Small catastrophes

We lack, above all, the entrepreneurial initiative achieved by others, not because their people have greater potential than Canadian’s, but because their corporations and their countries have been forced to develop more vigorous responses by exposure to severe conditions from which we have been insulated…

The generation of indigenous technology, and the relentless search for expanding markets…developed as natural and instinctive survival responses to demands from the environment…

What we seem to need in Canada are ‘small catastrophes’

— Vernon Marquez, former Nortel President

Assessments of Canada’s innovation system read eerily similar to Australia’s. Invariably, they start with a nod to research excellence, provide a description the “system” through which innovation happens, and lament the failure of that system to translate that research excellence into business innovation.

· Canada’s combination of high performance on measures of research output and impact and low performance on measures of industrial R&D investment and innovation (such as subpar productivity growth) are viewed as a paradox…

· Australia’s ISR System shows uneven performance… in too many areas, a lack of connectivity across the ISR System means that strong performance in research is not matched by similar performance in commercialisation.
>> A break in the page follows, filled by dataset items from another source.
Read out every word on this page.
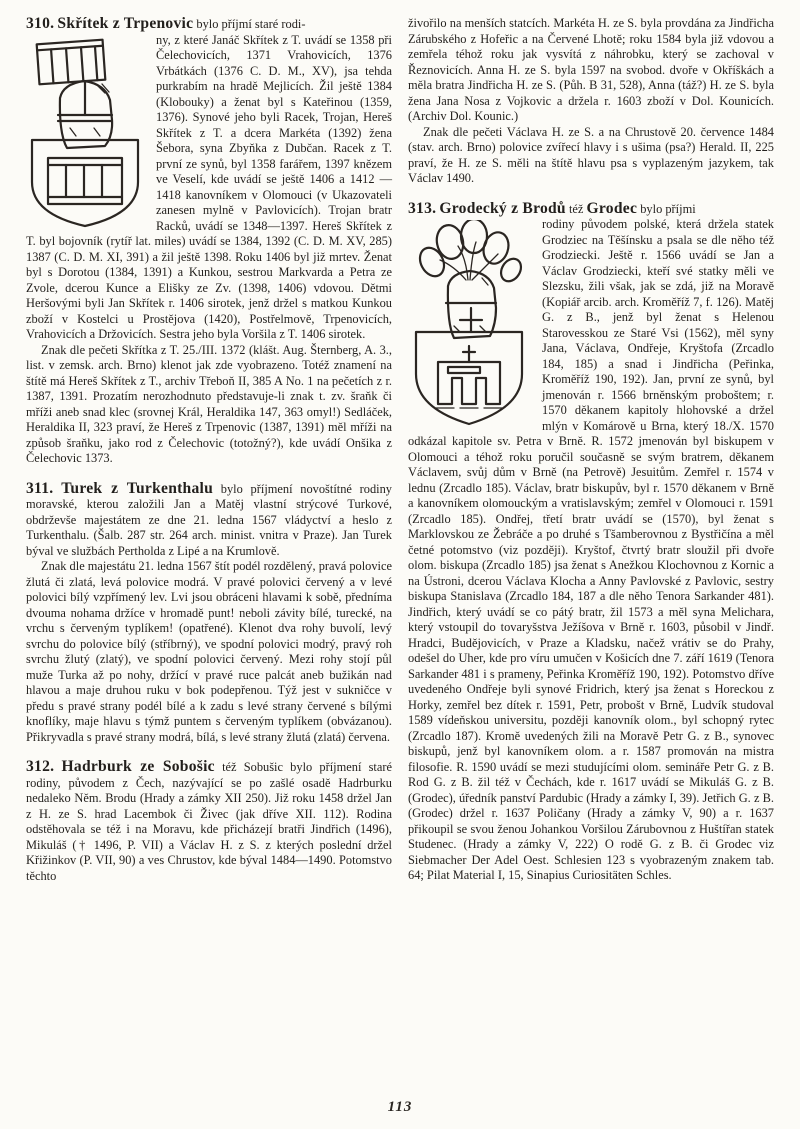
310. Skřítek z Trpenovic bylo příjmí staré rodi-

ny, z které Janáč Skřítek z T. uvádí se 1358 při Čelechovicích, 1371 Vrahovicích, 1376 Vrbátkách (1376 C. D. M., XV), jsa tehda purkrabím na hradě Mejlicích. Žil ještě 1384 (Klobouky) a ženat byl s Kateřinou (1359, 1376). Synové jeho byli Racek, Trojan, Hereš Skřítek z T. a dcera Markéta (1392) žena Šebora, syna Zbyňka z Dubčan. Racek z T. první ze synů, byl 1358 farářem, 1397 knězem ve Veselí, kde uvádí se ještě 1406 a 1412 — 1418 kanovníkem v Olomouci (v Ukazovateli zanesen mylně v Pavlovicích). Trojan bratr Racků, uvádí se 1348—1397. Hereš Skřítek z T. byl bojovník (rytíř lat. miles) uvádí se 1384, 1392 (C. D. M. XV, 285) 1387 (C. D. M. XI, 391) a žil ještě 1398. Roku 1406 byl již mrtev. Ženat byl s Dorotou (1384, 1391) a Kunkou, sestrou Markvarda a Petra ze Zvole, dcerou Kunce a Elišky ze Zv. (1398, 1406) vdovou. Dětmi Heršovými byli Jan Skřítek r. 1406 sirotek, jenž držel s matkou Kunkou zboží v Kostelci u Prostějova (1420), Postřelmově, Trpenovicích, Vrahovicích a Držovicích. Sestra jeho byla Voršila z T. 1406 sirotek.

Znak dle pečeti Skřítka z T. 25./III. 1372 (klášt. Aug. Šternberg, A. 3., list. v zemsk. arch. Brno) klenot jak zde vyobrazeno. Totéž znamení na štítě má Hereš Skřítek z T., archiv Třeboň II, 385 A No. 1 na pečetích z r. 1387, 1391. Prozatím nerozhodnuto představuje-li znak t. zv. šraňk či mříži aneb snad klec (srovnej Král, Heraldika 147, 363 omyl!) Sedláček, Heraldika II, 323 praví, že Hereš z Trpenovic (1387, 1391) měl mříži na způsob šraňku, jako rod z Čelechovic (totožný?), kde uvádí Onšika z Čelechovic 1373.

311. Turek z Turkenthalu bylo příjmení novoštítné rodiny moravské, kterou založili Jan a Matěj vlastní strýcové Turkové, obdrževše majestátem ze dne 21. ledna 1567 vládyctví a heslo z Turkenthalu. (Šalb. 287 str. 264 arch. minist. vnitra v Praze). Jan Turek býval ve službách Pertholda z Lipé a na Krumlově.

Znak dle majestátu 21. ledna 1567 štít podél rozdělený, pravá polovice žlutá či zlatá, levá polovice modrá. V pravé polovici červený a v levé polovici bílý vzpřímený lev. Lvi jsou obráceni hlavami k sobě, předníma dvouma nohama držíce v hromadě punt! neboli závity bílé, turecké, na vrchu s červeným typlíkem! (opatřené). Klenot dva rohy buvolí, levý svrchu do polovice bílý (stříbrný), ve spodní polovici modrý, pravý roh svrchu žlutý (zlatý), ve spodní polovici červený. Mezi rohy stojí půl muže Turka až po nohy, držící v pravé ruce palcát aneb bužikán nad hlavou a maje druhou ruku v bok podepřenou. Týž jest v sukničce v předu s pravé strany podél bílé a k zadu s levé strany červené s bílými knoflíky, maje hlavu s týmž puntem s červeným typlíkem (obvázanou). Přikryvadla s pravé strany modrá, bílá, s levé strany žlutá (zlatá) červena.

312. Hadrburk ze Sobošic též Sobušic bylo příjmení staré rodiny, původem z Čech, nazývající se po zašlé osadě Hadrburku nedaleko Něm. Brodu (Hrady a zámky XII 250). Již roku 1458 držel Jan z H. ze S. hrad Lacembok či Živec (jak dříve XII. 112). Rodina odstěhovala se též i na Moravu, kde přicházejí bratři Jindřich (1496), Mikuláš († 1496, P. VII) a Václav H. z S. z kterých poslední držel Křižinkov (P. VII, 90) a ves Chrustov, kde býval 1484—1490. Potomstvo těchto

živořilo na menších statcích. Markéta H. ze S. byla provdána za Jindřicha Zárubského z Hofeřic a na Červené Lhotě; roku 1584 byla již vdovou a zemřela téhož roku jak vysvítá z náhrobku, který se zachoval v Řeznovicích. Anna H. ze S. byla 1597 na svobod. dvoře v Okříškách a měla bratra Jindřicha H. ze S. (Půh. B 31, 528), Anna (táž?) H. ze S. byla žena Jana Nosa z Vojkovic a držela r. 1603 zboží v Dol. Kounicích. (Archiv Dol. Kounic.)

Znak dle pečeti Václava H. ze S. a na Chrustově 20. července 1484 (stav. arch. Brno) polovice zvířecí hlavy i s ušima (psa?) Herald. II, 225 praví, že H. ze S. měli na štítě hlavu psa s vyplazeným jazykem, tak Václav 1490.

313. Grodecký z Brodů též Grodec bylo příjmi

rodiny původem polské, která držela statek Grodziec na Těšínsku a psala se dle něho též Grodziecki. Ještě r. 1566 uvádí se Jan a Václav Grodziecki, kteří své statky měli ve Slezsku, žili však, jak se zdá, již na Moravě (Kopiář arcib. arch. Kroměříž 7, f. 126). Matěj G. z B., jenž byl ženat s Helenou Starovesskou ze Staré Vsi (1562), měl syny Jana, Václava, Ondřeje, Kryštofa (Zrcadlo 184, 185) a snad i Jindřicha (Peřinka, Kroměříž 190, 192). Jan, první ze synů, byl jmenován r. 1566 brněnským proboštem; r. 1570 děkanem kapitoly hlohovské a držel mlýn v Komárově u Brna, který 18./X. 1570 odkázal kapitole sv. Petra v Brně. R. 1572 jmenován byl biskupem v Olomouci a téhož roku poručil současně se svým bratrem, děkanem Václavem, svůj dům v Brně (na Petrově) Jesuitům. Zemřel r. 1574 v lednu (Zrcadlo 185). Václav, bratr biskupův, byl r. 1570 děkanem v Brně a kanovníkem olomouckým a vratislavským; zemřel v Olomouci r. 1591 (Zrcadlo 185). Ondřej, třetí bratr uvádí se (1570), byl ženat s Marklovskou ze Žebráče a po druhé s Tšamberovnou z Bystřičína a měl četné potomstvo (viz později). Kryštof, čtvrtý bratr sloužil při dvoře olom. biskupa (Zrcadlo 185) jsa ženat s Anežkou Klochovnou z Kornic a na Ústroni, dcerou Václava Klocha a Anny Pavlovské z Pavlovic, sestry biskupa Stanislava (Zrcadlo 184, 187 a dle něho Tenora Sarkander 481). Jindřich, který uvádí se co pátý bratr, žil 1573 a měl syna Melichara, který vstoupil do tovaryšstva Ježíšova v Brně r. 1603, působil v Jindř. Hradci, Budějovicích, v Praze a Kladsku, načež vrátiv se do Prahy, odešel do Uher, kde pro víru umučen v Košicích dne 7. září 1619 (Tenora Sarkander 481 i s prameny, Peřinka Kroměříž 190, 192). Potomstvo dříve uvedeného Ondřeje byli synové Fridrich, který jsa ženat s Horeckou z Horky, zemřel bez dítek r. 1591, Petr, probošt v Brně, Ludvík studoval 1589 vídeňskou universitu, později kanovník olom., byl schopný rytec (Zrcadlo 187). Kromě uvedených žili na Moravě Petr G. z B., synovec biskupů, jenž byl kanovníkem olom. a r. 1587 promován na mistra filosofie. R. 1590 uvádí se mezi studujícími olom. semináře Petr G. z B. Rod G. z B. žil též v Čechách, kde r. 1617 uvádí se Mikuláš G. z B. (Grodec), úředník panství Pardubic (Hrady a zámky I, 39). Jetřich G. z B. (Grodec) držel r. 1637 Poličany (Hrady a zámky V, 90) a r. 1637 přikoupil se svou ženou Johankou Voršilou Zárubovnou z Huštířan statek Studenec. (Hrady a zámky V, 222) O rodě G. z B. či Grodec viz Siebmacher Der Adel Oest. Schlesien 123 s vyobrazeným znakem tab. 64; Pilat Material I, 15, Sinapius Curiositäten Schles.

113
Understanding where the system breaks down can be problematic. Doing so requires both: a nuanced comprehension of what really matters; and quality data, which allows for the system to be monitored and measured. Unfortunately, the lack of the latter impedes the former, and the result is something akin to a drunken man looking for his keys under a lamppost because that’s where the light is best.

An alternative is to look at innovation from the firm’s perspective. Firms are motivated to innovate by a number of different factors: manger ambition, the degree of competition in the market, how demanding are their consumers, confidence in the future and so on. Their ability to respond to those drivers however, is constrained. Business acumen and managerial competence, access to skills, capital and knowledge and the binds of the regulatory and taxation regimes each act to restrain innovation in their own way.
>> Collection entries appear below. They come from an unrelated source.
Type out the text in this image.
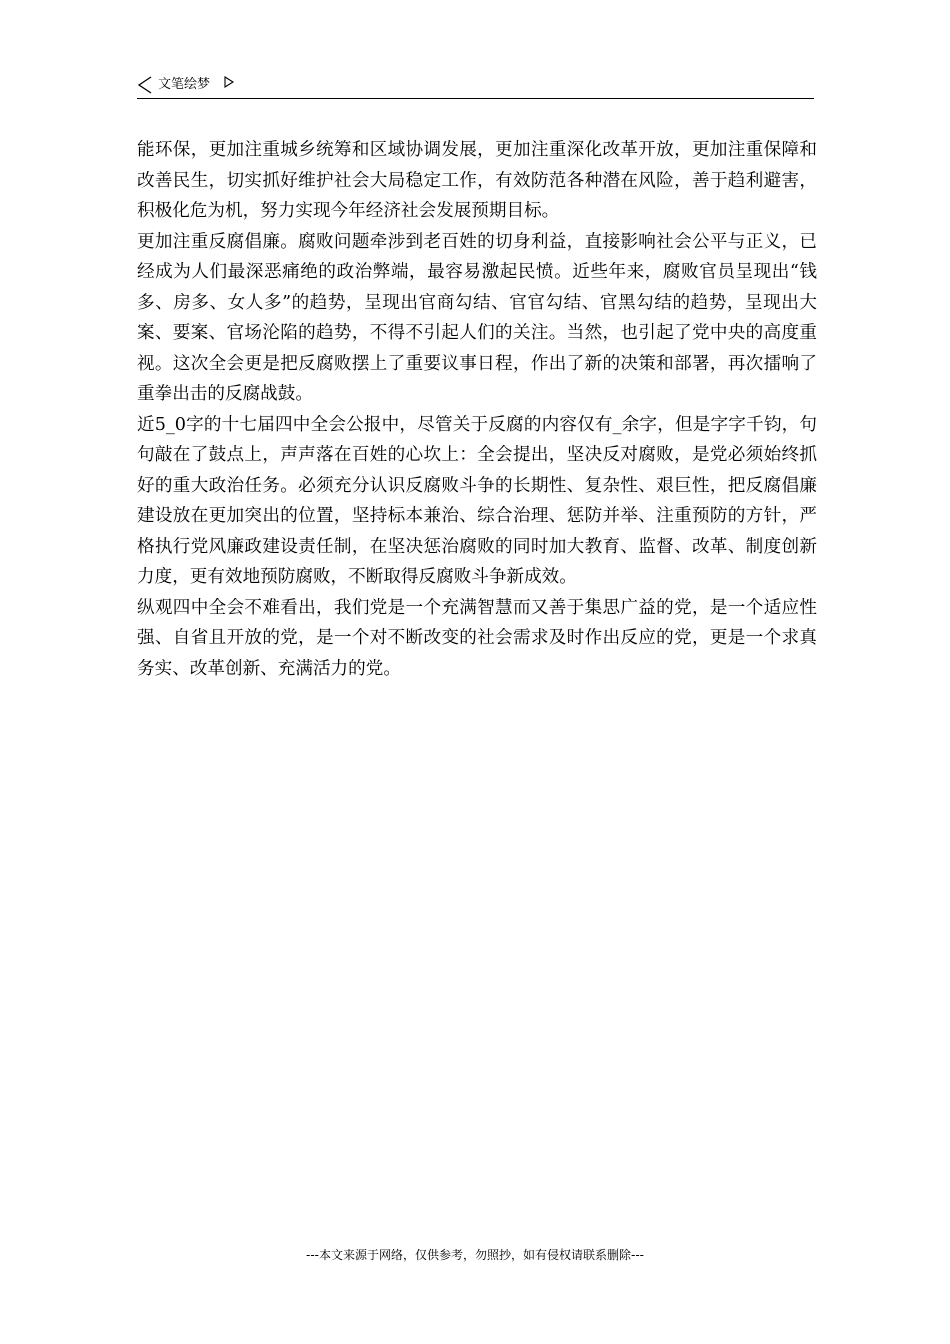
文笔绘梦

能环保，更加注重城乡统筹和区域协调发展，更加注重深化改革开放，更加注重保障和改善民生，切实抓好维护社会大局稳定工作，有效防范各种潜在风险，善于趋利避害，积极化危为机，努力实现今年经济社会发展预期目标。

更加注重反腐倡廉。腐败问题牵涉到老百姓的切身利益，直接影响社会公平与正义，已经成为人们最深恶痛绝的政治弊端，最容易激起民愤。近些年来，腐败官员呈现出“钱多、房多、女人多”的趋势，呈现出官商勾结、官官勾结、官黑勾结的趋势，呈现出大案、要案、官场沦陷的趋势，不得不引起人们的关注。当然，也引起了党中央的高度重视。这次全会更是把反腐败摆上了重要议事日程，作出了新的决策和部署，再次擂响了重拳出击的反腐战鼓。

近5_0字的十七届四中全会公报中，尽管关于反腐的内容仅有_余字，但是字字千钧，句句敲在了鼓点上，声声落在百姓的心坎上：全会提出，坚决反对腐败，是党必须始终抓好的重大政治任务。必须充分认识反腐败斗争的长期性、复杂性、艰巨性，把反腐倡廉建设放在更加突出的位置，坚持标本兼治、综合治理、惩防并举、注重预防的方针，严格执行党风廉政建设责任制，在坚决惩治腐败的同时加大教育、监督、改革、制度创新力度，更有效地预防腐败，不断取得反腐败斗争新成效。

纵观四中全会不难看出，我们党是一个充满智慧而又善于集思广益的党，是一个适应性强、自省且开放的党，是一个对不断改变的社会需求及时作出反应的党，更是一个求真务实、改革创新、充满活力的党。

---本文来源于网络，仅供参考，勿照抄，如有侵权请联系删除---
Using this approach, the Council of Canadian Academies asked why firms were “under-innovating” in a 2013 report. And their answer was quite simple: they’re not; firms are innovating just as much as they need to.

Implicitly, the CCA argues that firms have had it too easy for too long. Firms have been protected in recent decades by favourable exchange rates, rapid US growth and a commodity price boom — all of which meant that innovation wasn’t necessary for survival. The landscape, of course, has now changed.

The extent that firms aren’t innovating as much as we want them to reflects either a lack of motivating factors, or constraints that are too restrictive.

If it’s the latter, then solving our innovation woes should just be policy-as-usual. We need to invest in skills and education, facilitate mentoring and business review, support R&D, grow networks and collaboration and continue with deregulation and tax reform.

But if it’s the former, then this suggests the policies required are the ones that impose greater discipline on firm performance — increasing competition (particularly from multinationals and foreign markets), breaking down barriers to entry, empowering consumers with better information and choice, and more stringent lending criteria.

Looking at innovation from a firm’s perspective isn’t meant to downplay the importance of the innovation system by any means. No firm is an island, and everything is interconnected. But it does provide a lens to think about the tangibility and effectiveness of innovation policy.

Post script: I’m currently based with Innovation, Science and Economic Development Canada, where I’m working on a project contrasting the Australian and Canadian innovation systems. Consider this a test balloon for how I’m thinking about the issues. Feedback welcomed.